# Best 5.1 Speakers under 7k!!!!



## sri ram (Dec 29, 2012)

Hi All!!!
This is my second thread, didn't get much replies for my previous thread!!!! That has made me to post an other one. I'm waiting for your valuable suggestions!!!!
I am in a plan of buying a 5.1 speaker system which is compatible for both PC and TV. Budget falls between 5k to 8k. 

Thanks & Happy New Year in Advance!!!!


----------



## Sarath (Dec 29, 2012)

Happy New year to you too.

Just wait for a while, you'll get replies, looks like people are too busy with celebrations 

Also meanwhile look up the Audio section to previous discussion about 5.1 systems


----------



## avinandan012 (Dec 29, 2012)

at that budget a 5.1 is total rip-off

get a decent 2.1/2.0 system makes sence

look at the swans m10


----------



## princy0nisha (Dec 30, 2012)

Logitech z506@6k


----------



## sri ram (Dec 30, 2012)

Finally!!!! two sleepless night...here are my options
1.F & D Fenda F900U
2.F & D Fenda F700U
3.F & D Fenda F3000U
4.Edifier M3500
5.Logitech Z506
6.ZEB-SWT9200RUCF 
All six fall under 7k.
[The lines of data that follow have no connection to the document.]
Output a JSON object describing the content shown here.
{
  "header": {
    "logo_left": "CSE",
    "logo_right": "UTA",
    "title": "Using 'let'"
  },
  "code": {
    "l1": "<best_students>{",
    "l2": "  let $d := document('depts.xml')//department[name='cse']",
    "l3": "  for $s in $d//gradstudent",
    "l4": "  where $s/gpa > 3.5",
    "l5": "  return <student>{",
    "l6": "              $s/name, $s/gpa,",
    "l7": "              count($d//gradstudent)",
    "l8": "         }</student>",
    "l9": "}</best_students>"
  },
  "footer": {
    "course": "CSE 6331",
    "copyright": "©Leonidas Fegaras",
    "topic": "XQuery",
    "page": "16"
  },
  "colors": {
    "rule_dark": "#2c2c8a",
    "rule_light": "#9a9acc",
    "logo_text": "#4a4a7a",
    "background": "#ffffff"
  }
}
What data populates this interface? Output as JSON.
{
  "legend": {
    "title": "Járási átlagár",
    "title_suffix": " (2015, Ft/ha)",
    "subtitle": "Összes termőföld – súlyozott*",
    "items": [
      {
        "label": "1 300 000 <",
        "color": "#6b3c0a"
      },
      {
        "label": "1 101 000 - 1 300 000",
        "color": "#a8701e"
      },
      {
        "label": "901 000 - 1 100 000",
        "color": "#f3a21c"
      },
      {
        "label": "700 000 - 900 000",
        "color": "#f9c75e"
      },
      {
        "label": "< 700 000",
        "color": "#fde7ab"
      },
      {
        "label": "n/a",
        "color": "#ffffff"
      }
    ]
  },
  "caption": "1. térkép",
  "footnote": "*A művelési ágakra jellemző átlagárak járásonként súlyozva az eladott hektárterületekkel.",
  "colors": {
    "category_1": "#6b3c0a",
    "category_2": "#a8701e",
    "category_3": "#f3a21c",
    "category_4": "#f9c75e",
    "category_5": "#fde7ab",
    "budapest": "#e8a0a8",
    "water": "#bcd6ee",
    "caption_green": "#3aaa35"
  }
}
What's ur pick?????

On account of all 6 being not up to the mark, pls come up with ur recommendations


----------



## princy0nisha (Dec 30, 2012)

Go 4 logitech z506,u wl nvr regrt.
Full peace of mind.
U cn also hv a luk at philips dsp75u total of 120rms


----------



## sri ram (Dec 30, 2012)

thank u  ll consider that too!!!!


----------



## avinandan012 (Jan 1, 2013)

so what did you choose ?


----------



## sri ram (Jan 1, 2013)

@Avinash Still the thread is not yet answered as expected!!!!! so i'm waiting for it buddy....


----------



## turbasu (Apr 13, 2013)

I have purchased a Z506 but it did not fill my expectations up. It is good in low-volume sound but not good as a home-theatre at all. I think I'd try F&D F6000U but this company fails to reply my queries through email. Waiting...


----------